As Jones points out, there is no one ‘community’. There are families, neighborhoods, and individuals, some bound together by shared experiences of oppression or privilege, some set starkly in opposition to one another by history and/or divisive and manipulative leaders. Never has that been clearer than it is today.
The board appears to be committing to listening and building relationships with as many disparate communities as possible. That will be time consuming and challenging, but it is a worthy goal.

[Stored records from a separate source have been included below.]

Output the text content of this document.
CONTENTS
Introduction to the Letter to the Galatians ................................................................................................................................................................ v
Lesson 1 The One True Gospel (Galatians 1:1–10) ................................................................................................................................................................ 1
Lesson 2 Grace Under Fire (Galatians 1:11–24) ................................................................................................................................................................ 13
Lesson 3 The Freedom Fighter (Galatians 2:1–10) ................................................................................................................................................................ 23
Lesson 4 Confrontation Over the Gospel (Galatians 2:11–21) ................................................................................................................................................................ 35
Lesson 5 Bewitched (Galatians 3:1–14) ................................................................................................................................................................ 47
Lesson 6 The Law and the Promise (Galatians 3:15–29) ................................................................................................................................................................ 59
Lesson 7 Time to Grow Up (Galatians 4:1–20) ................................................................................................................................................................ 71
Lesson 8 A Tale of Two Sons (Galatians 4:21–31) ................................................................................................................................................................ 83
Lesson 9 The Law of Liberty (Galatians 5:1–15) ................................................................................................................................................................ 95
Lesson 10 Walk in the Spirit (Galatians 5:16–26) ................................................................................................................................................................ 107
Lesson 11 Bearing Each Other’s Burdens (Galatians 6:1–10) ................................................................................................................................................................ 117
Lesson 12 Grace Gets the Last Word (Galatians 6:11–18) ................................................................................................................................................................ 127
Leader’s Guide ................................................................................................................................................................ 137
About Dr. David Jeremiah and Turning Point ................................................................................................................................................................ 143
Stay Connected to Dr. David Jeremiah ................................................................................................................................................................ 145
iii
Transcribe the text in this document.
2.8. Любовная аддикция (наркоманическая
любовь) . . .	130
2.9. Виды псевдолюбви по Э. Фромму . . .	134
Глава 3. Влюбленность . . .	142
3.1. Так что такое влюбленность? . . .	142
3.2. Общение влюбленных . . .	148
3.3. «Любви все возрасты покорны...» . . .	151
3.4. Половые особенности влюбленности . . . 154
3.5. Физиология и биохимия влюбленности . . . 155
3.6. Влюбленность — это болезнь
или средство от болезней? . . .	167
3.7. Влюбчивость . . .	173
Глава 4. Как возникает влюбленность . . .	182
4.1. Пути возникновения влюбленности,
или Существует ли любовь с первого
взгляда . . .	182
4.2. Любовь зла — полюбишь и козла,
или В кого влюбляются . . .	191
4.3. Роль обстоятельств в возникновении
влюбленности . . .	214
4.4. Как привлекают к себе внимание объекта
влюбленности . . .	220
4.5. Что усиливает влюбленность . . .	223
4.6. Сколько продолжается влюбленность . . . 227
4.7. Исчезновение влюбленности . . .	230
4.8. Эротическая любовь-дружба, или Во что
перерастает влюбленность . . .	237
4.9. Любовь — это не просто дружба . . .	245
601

At the end of the day, though, it is the board that must choose the new superintendent. And in so doing, it is going to upset and alienate a substantial number of people. In the current, polarized environment there’s no individual who will satisfy everyone.
If, as seems likely, the board hires a leader who is skeptical about accountability that includes standardized testing, charter schools, and innovation schools, and who sees the surest path to success as building a strong system of district-run neighborhood schools, some people will see this as a giant step backwards.
If, however — as seems much less likely — the board hires a superintendent who is agnostic about school governance and cares first and foremost about quality, even if that means more charters and innovation schools, a different set of groups and individuals will be unhappy — and will see the board’s action as a major betrayal.
In other words, the decision is ultimately the board’s and it is the board that will be held accountable. That’s where the buck stops, and that’s how it should be.
I’ll leave the last word to Jones, who, unlike me, remains unflaggingly optimistic that the superintendent search provides an opportunity for factions to come together. Those who dig in their heels will show their true colors, he said.
“Some people will individually stay as “ME” and be exposed that they are not really aligned for the good of all children,” Jones said. “Nothing exposes selfish agendas like other people working together!”